A PF contabilizou 134 suicídios ocorridos entre 2010 e 2013 em nove cidades do Vale do Rio Pardo e descobriu que 10 dos mortos fizeram transações financeiras com a Associação Santacruzense dos Agricultores Camponeses (Aspac), entidade suspeita de liderar o esquema de desvios. GaúchaZH entrevistou, na época, familiares desses mortos. Os próprios parentes admitem que os agricultores talvez tenham optado pela morte não apenas por esse motivo. Alguns sofriam com depressão, outros com problemas com alcoolismo, mas a dívida parece ter sido o catalizador para tirarem a vida.
Selíria Roesch, 46 anos, por exemplo, foi uma das que se mataram. Ela morava num morro em Linha Chaves, no distrito de Monte Alverne, município de Santa Cruz do Sul. Sofria de depressão e piorou, segundo familiares e amigos, quando descobriu que o marido, Reneu, 56 anos, não conseguia saldar um débito de R$ 20 mil relativo ao Pronaf. Uma dívida inexistente, diz ele, que cobra na Justiça indenização do Banco do Brasil pela perda da mulher.

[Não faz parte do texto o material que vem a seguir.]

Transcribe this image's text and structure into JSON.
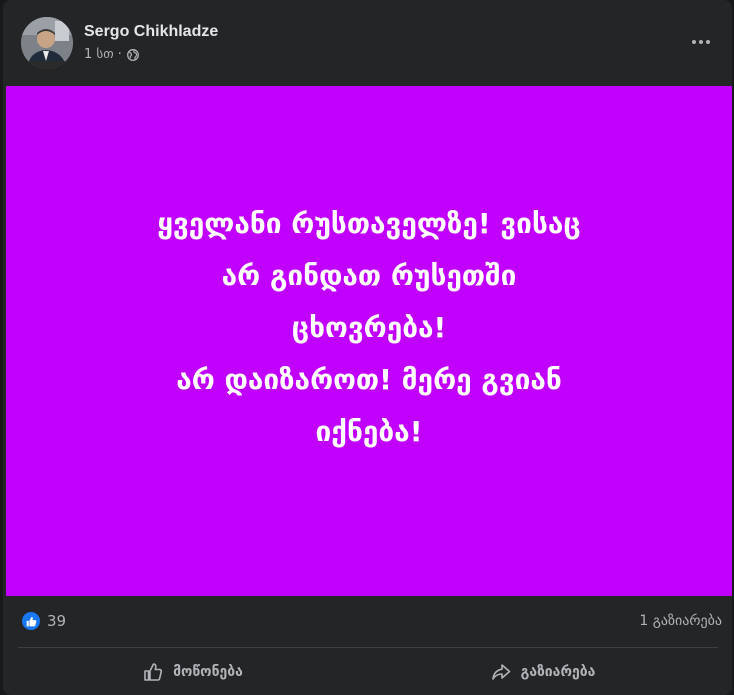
{
  "post": {
    "author": "Sergo Chikhladze",
    "timestamp": "1 სთ",
    "separator": "·",
    "privacy_icon": "globe-icon",
    "more_icon": "more-options-icon",
    "banner": {
      "background": "#c000fc",
      "text_color": "#ffffff",
      "lines": [
        "ყველანი რუსთაველზე! ვისაც",
        "არ გინდათ რუსეთში",
        "ცხოვრება!",
        "არ დაიზაროთ! მერე გვიან",
        "იქნება!"
      ]
    }
  },
  "stats": {
    "reaction_icon": "like-reaction-icon",
    "reactions_count": "39",
    "shares": "1 გაზიარება"
  },
  "actions": {
    "like_label": "მოწონება",
    "like_icon": "thumbs-up-icon",
    "share_label": "გაზიარება",
    "share_icon": "share-arrow-icon"
  },
  "colors": {
    "post_background": "#242526",
    "page_background": "#18191a",
    "accent_blue": "#1877f2",
    "secondary_text": "#b0b3b8",
    "primary_text": "#e4e6eb"
  }
}
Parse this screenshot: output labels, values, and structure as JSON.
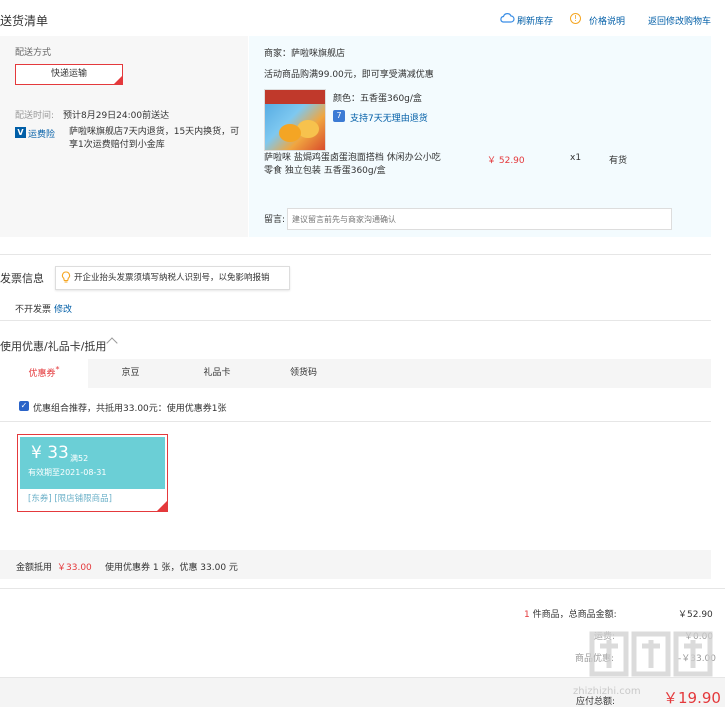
{
  "header": {
    "title": "送货清单",
    "refresh": "刷新库存",
    "price_info": "价格说明",
    "back_cart": "返回修改购物车"
  },
  "delivery": {
    "method_label": "配送方式",
    "method_value": "快递运输",
    "time_label": "配送时间:",
    "time_value": "预计8月29日24:00前送达",
    "service_name": "运费险",
    "service_desc": "萨啦咪旗舰店7天内退货，15天内换货，可享1次运费赔付到小金库"
  },
  "shop": {
    "seller": "商家：萨啦咪旗舰店",
    "promo": "活动商品购满99.00元，即可享受满减优惠",
    "color": "颜色：五香蛋360g/盒",
    "return_policy": "支持7天无理由退货",
    "product_name": "萨啦咪 盐焗鸡蛋卤蛋泡面搭档 休闲办公小吃零食 独立包装 五香蛋360g/盒",
    "price": "￥ 52.90",
    "qty": "x1",
    "stock": "有货",
    "remark_label": "留言:",
    "remark_placeholder": "建议留言前先与商家沟通确认"
  },
  "invoice": {
    "title": "发票信息",
    "tip": "开企业抬头发票须填写纳税人识别号，以免影响报销",
    "value": "不开发票",
    "edit": "修改"
  },
  "coupons": {
    "title": "使用优惠/礼品卡/抵用",
    "tabs": [
      "优惠券",
      "京豆",
      "礼品卡",
      "领货码"
    ],
    "combo": "优惠组合推荐，共抵用33.00元：使用优惠券1张",
    "card": {
      "amount": "¥ 33",
      "condition": "满52",
      "expiry": "有效期至2021-08-31",
      "tags": "[东券] [限店铺限商品]"
    },
    "summary_label": "金额抵用",
    "summary_amount": "￥33.00",
    "summary_detail": "使用优惠券 1 张，优惠 33.00 元"
  },
  "totals": {
    "count_num": "1",
    "count_label": " 件商品，总商品金额:",
    "total": "￥52.90",
    "row2_label": "运费:",
    "row2_value": "￥0.00",
    "row3_label": "商品优惠:",
    "row3_value": "-￥33.00",
    "pay_label": "应付总额:",
    "pay_amount": "￥19.90"
  },
  "watermark": "zhizhizhi.com",
  "icons": [
    "cloud-icon",
    "info-icon",
    "insurance-icon",
    "return-icon",
    "bulb-icon",
    "chevron-up-icon",
    "checkbox-icon"
  ],
  "colors": {
    "accent_red": "#e4393c",
    "link_blue": "#005ea7",
    "coupon_teal": "#6bcfd6"
  }
}
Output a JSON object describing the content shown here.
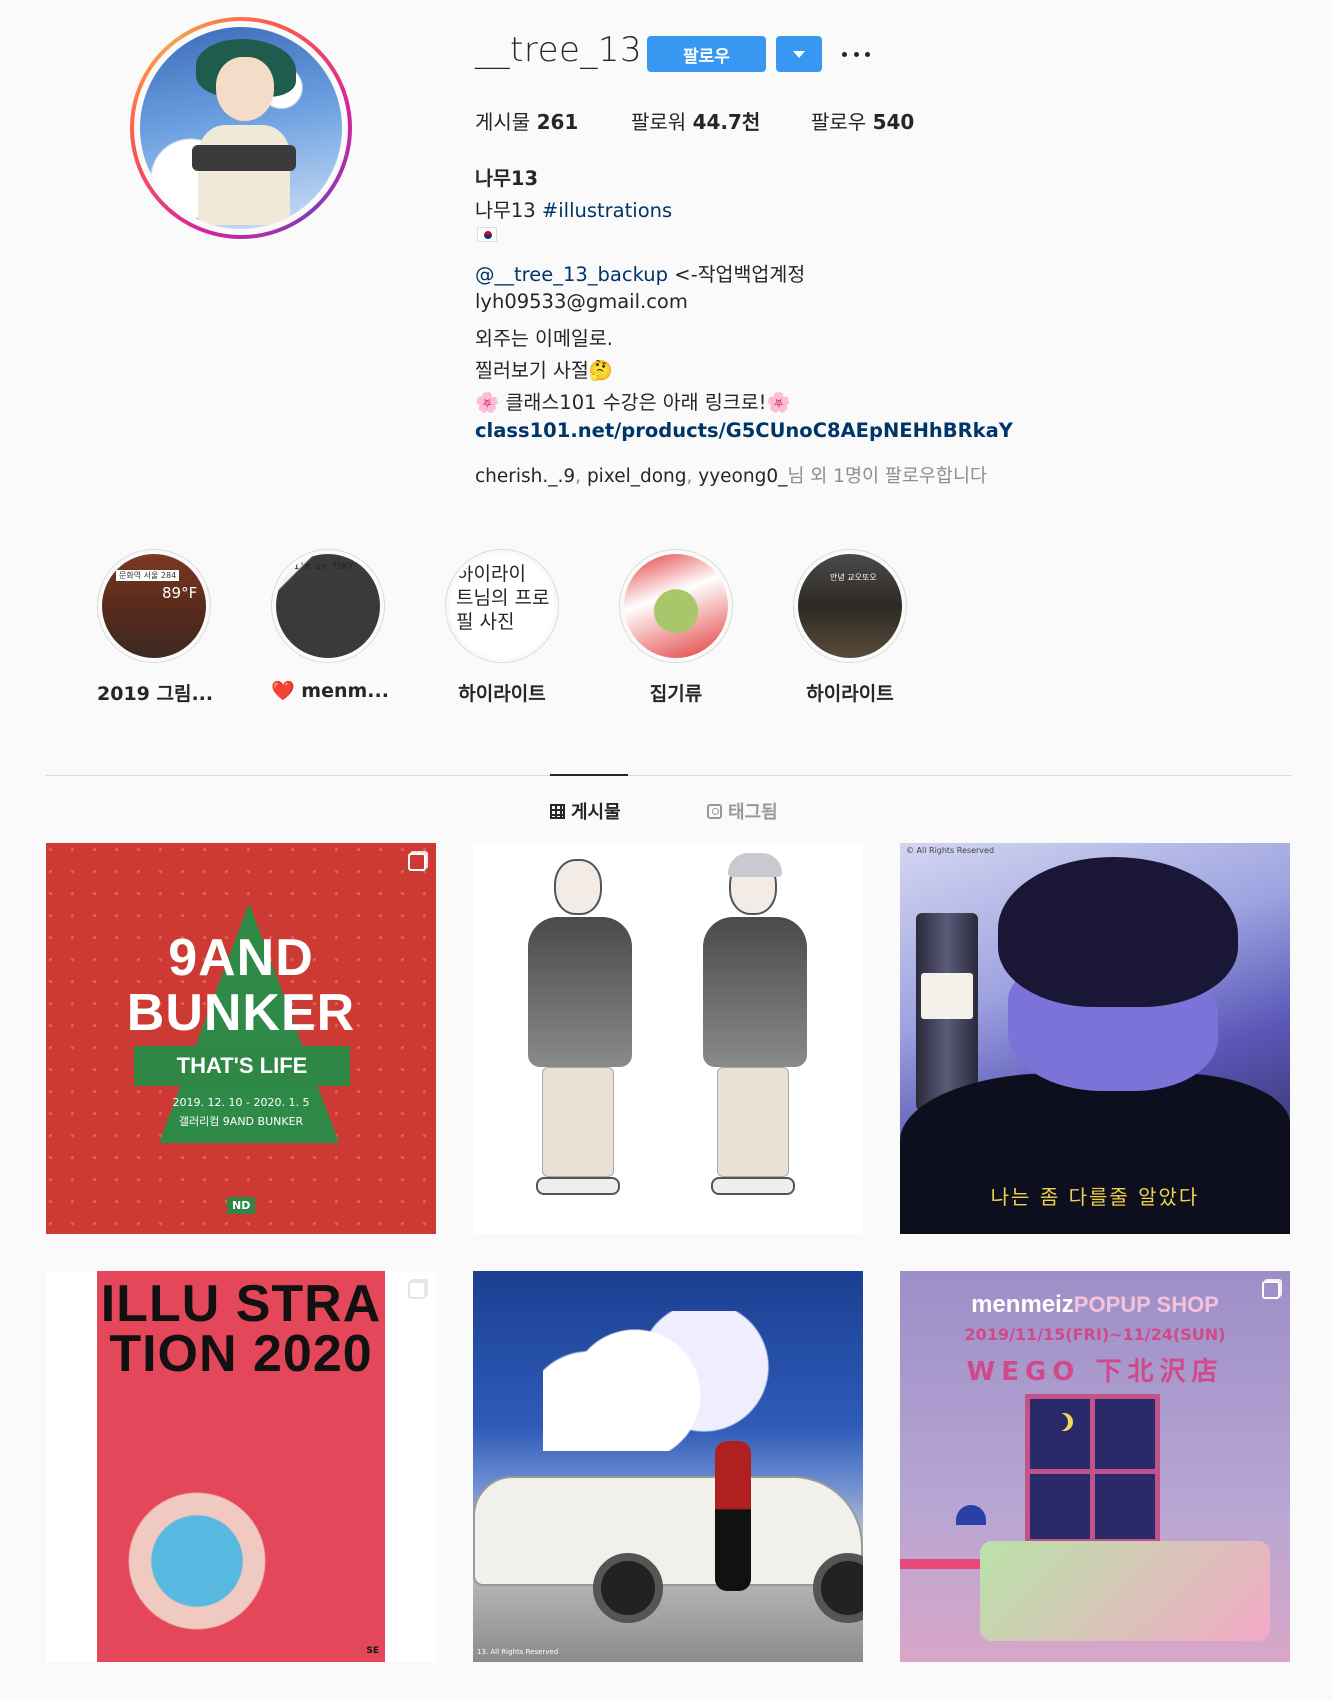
{
  "profile": {
    "username": "__tree_13",
    "follow_label": "팔로우",
    "stats": {
      "posts_label": "게시물",
      "posts_value": "261",
      "followers_label": "팔로워",
      "followers_value": "44.7천",
      "following_label": "팔로우",
      "following_value": "540"
    },
    "bio": {
      "name": "나무13",
      "line1_text": "나무13",
      "line1_hashtag": "#illustrations",
      "backup_handle": "@__tree_13_backup",
      "backup_note": "<-작업백업계정",
      "email": "lyh09533@gmail.com",
      "commission_note": "외주는 이메일로.",
      "nudge_note": "찔러보기 사절🤔",
      "class_note": "🌸 클래스101 수강은 아래 링크로!🌸",
      "link": "class101.net/products/G5CUnoC8AEpNEHhBRkaY"
    },
    "mutual": {
      "user1": "cherish._.9",
      "user2": "pixel_dong",
      "user3": "yyeong0_",
      "suffix": "님 외 1명이 팔로우합니다"
    }
  },
  "highlights": [
    {
      "label": "2019 그림...",
      "inner_text": "89°F",
      "sticker": "문화역 서울 284"
    },
    {
      "label": "❤️ menm...",
      "inner_text": "I'm in TOKY"
    },
    {
      "label": "하이라이트",
      "inner_text": "하이라이\n트님의 프로\n필 사진"
    },
    {
      "label": "집기류"
    },
    {
      "label": "하이라이트",
      "inner_text": "안녕 교오또오"
    }
  ],
  "tabs": {
    "posts_label": "게시물",
    "tagged_label": "태그됨"
  },
  "posts": {
    "p1": {
      "line1": "9AND",
      "line2": "BUNKER",
      "banner": "THAT'S LIFE",
      "date": "2019. 12. 10 - 2020. 1. 5",
      "venue": "갤러리컴 9AND BUNKER",
      "badge": "ND"
    },
    "p3": {
      "caption": "나는 좀 다를줄 알았다",
      "copyright": "© All Rights Reserved"
    },
    "p4": {
      "title": "ILLU STRA TION 2020",
      "badge": "SE"
    },
    "p5": {
      "copyright": "13. All Rights Reserved"
    },
    "p6": {
      "brand": "menmeiz",
      "popup": "POPUP SHOP",
      "dates": "2019/11/15(FRI)~11/24(SUN)",
      "store": "WEGO 下北沢店"
    }
  },
  "colors": {
    "accent": "#3897f0",
    "link": "#003569",
    "muted": "#8e8e8e",
    "text": "#262626"
  }
}
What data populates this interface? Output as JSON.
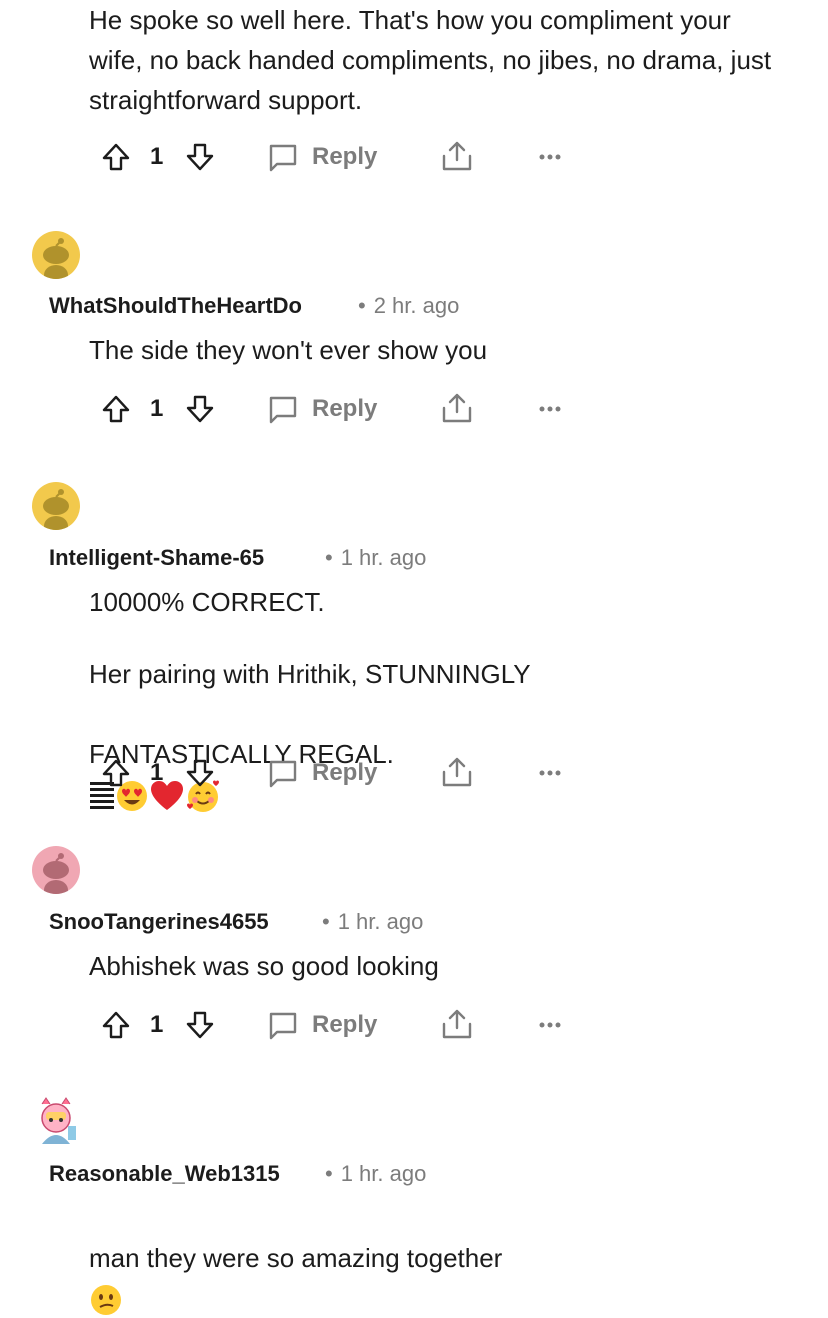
{
  "comments": [
    {
      "username": "",
      "time": "",
      "body": "He spoke so well here. That's how you compliment your wife, no back handed compliments, no jibes, no drama, just straightforward support.",
      "score": "1",
      "reply_label": "Reply"
    },
    {
      "username": "WhatShouldTheHeartDo",
      "time": "2 hr. ago",
      "body": "The side they won't ever show you",
      "score": "1",
      "reply_label": "Reply",
      "avatar_color": "#f2c94c"
    },
    {
      "username": "Intelligent-Shame-65",
      "time": "1 hr. ago",
      "body_line1": "10000% CORRECT.",
      "body_line2": "Her pairing with Hrithik, STUNNINGLY",
      "body_line3": "FANTASTICALLY REGAL.",
      "score": "1",
      "reply_label": "Reply",
      "avatar_color": "#f2c94c"
    },
    {
      "username": "SnooTangerines4655",
      "time": "1 hr. ago",
      "body": "Abhishek was so good looking",
      "score": "1",
      "reply_label": "Reply",
      "avatar_color": "#f0a7b3"
    },
    {
      "username": "Reasonable_Web1315",
      "time": "1 hr. ago",
      "body": "man they were so amazing together"
    }
  ],
  "separator": "•",
  "icons": {
    "upvote": "upvote-arrow-icon",
    "downvote": "downvote-arrow-icon",
    "reply": "speech-bubble-icon",
    "share": "share-upload-icon",
    "more": "more-dots-icon",
    "emoji_hundred_bars": "bars-emoji-icon",
    "emoji_heart_eyes": "heart-eyes-emoji-icon",
    "emoji_red_heart": "red-heart-emoji-icon",
    "emoji_smiling_hearts": "smiling-face-with-hearts-emoji-icon",
    "emoji_confused": "confused-face-emoji-icon"
  }
}
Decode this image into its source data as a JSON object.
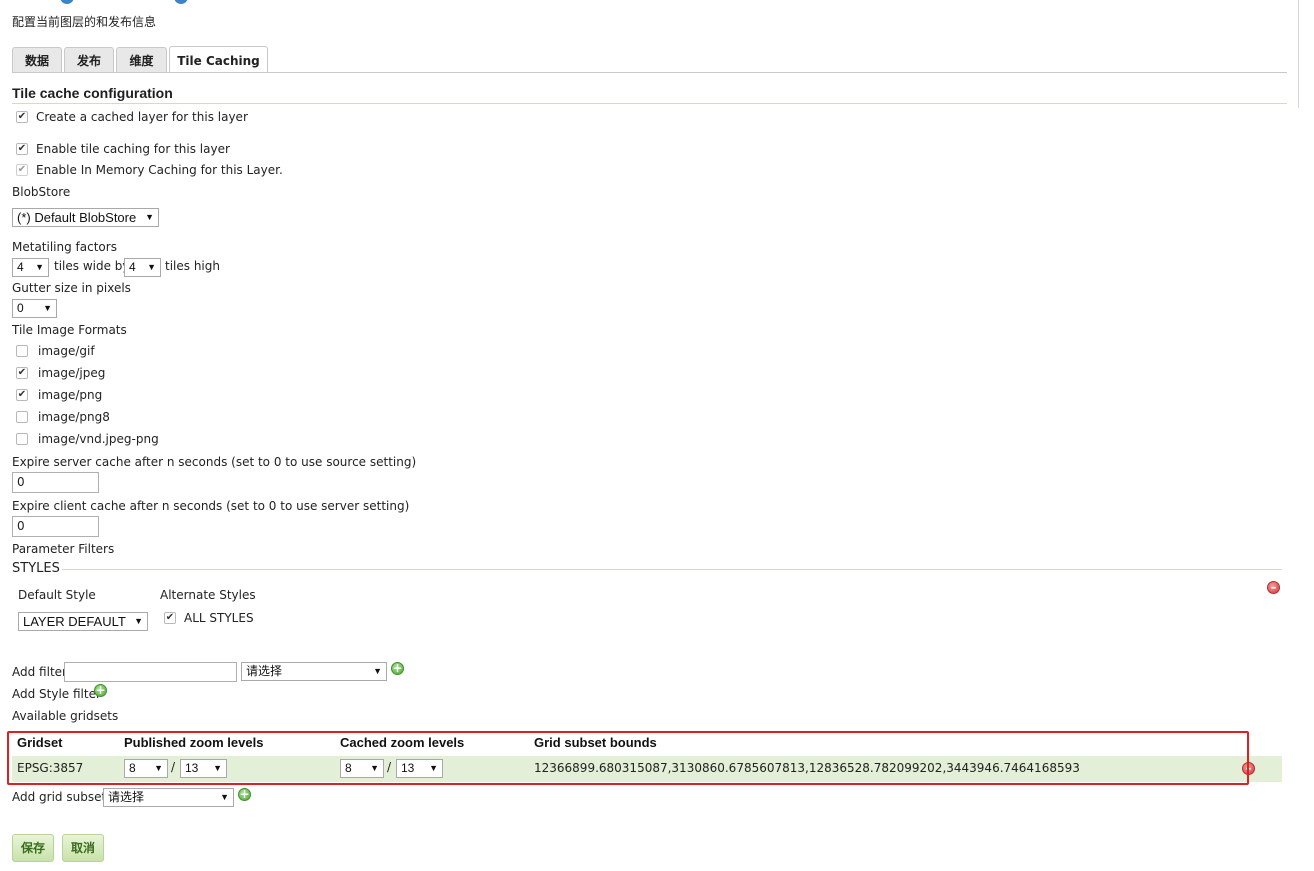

Outro caso envolve a agricultora C.R.H., que contraiu um financiamento de R$ 9,9 mil no BB, por intermédio da Aspac. Só que ela afirma ter assinado documentos em branco e que recebeu apenas R$ 6 mil do total, o restante ficando com a Aspac. Meses depois descobriu que existiam outros contratos em seu nome, nos valores de R$ 4,8 mil, R$ 2,4 mil e R$ 10 mil, respectivamente. Ela assegura que jamais autorizou isso. O seu nome, porém, foi parar na Serasa (apontada como má pagadora).
O advogado Ricardo Hermany, que vai atuar na acusação no caso criminal e que tem mais de 100 clientes com causas contra o golpe do Pronaf, ingressou na Justiça em nome de C.R.H e obteve vitória. O Banco do Brasil devolveu os valores cobrados pelos contratos e foi obrigado a pagar indenização por danos morais no valor de R$ 20 mil. Outro agricultor teve restituídos R$ 15,9 mil cobrados indevidamente e mais R$ 10 mil a título de dano moral. As duas sentenças foram confirmadas pelo Tribunal de Justiça e as vítimas, ressarcidas.
As sentenças que já começam a surgir são baseadas em perícias determinada pela Justiça nas contas dos agricultores queixosos. Em abril de 2015, o então presidente de Agronegócios do Banco do Brasil, Osmar Dias, confirmou a existência das fraudes em audiência pública na Comissão de Agricultura do Senado.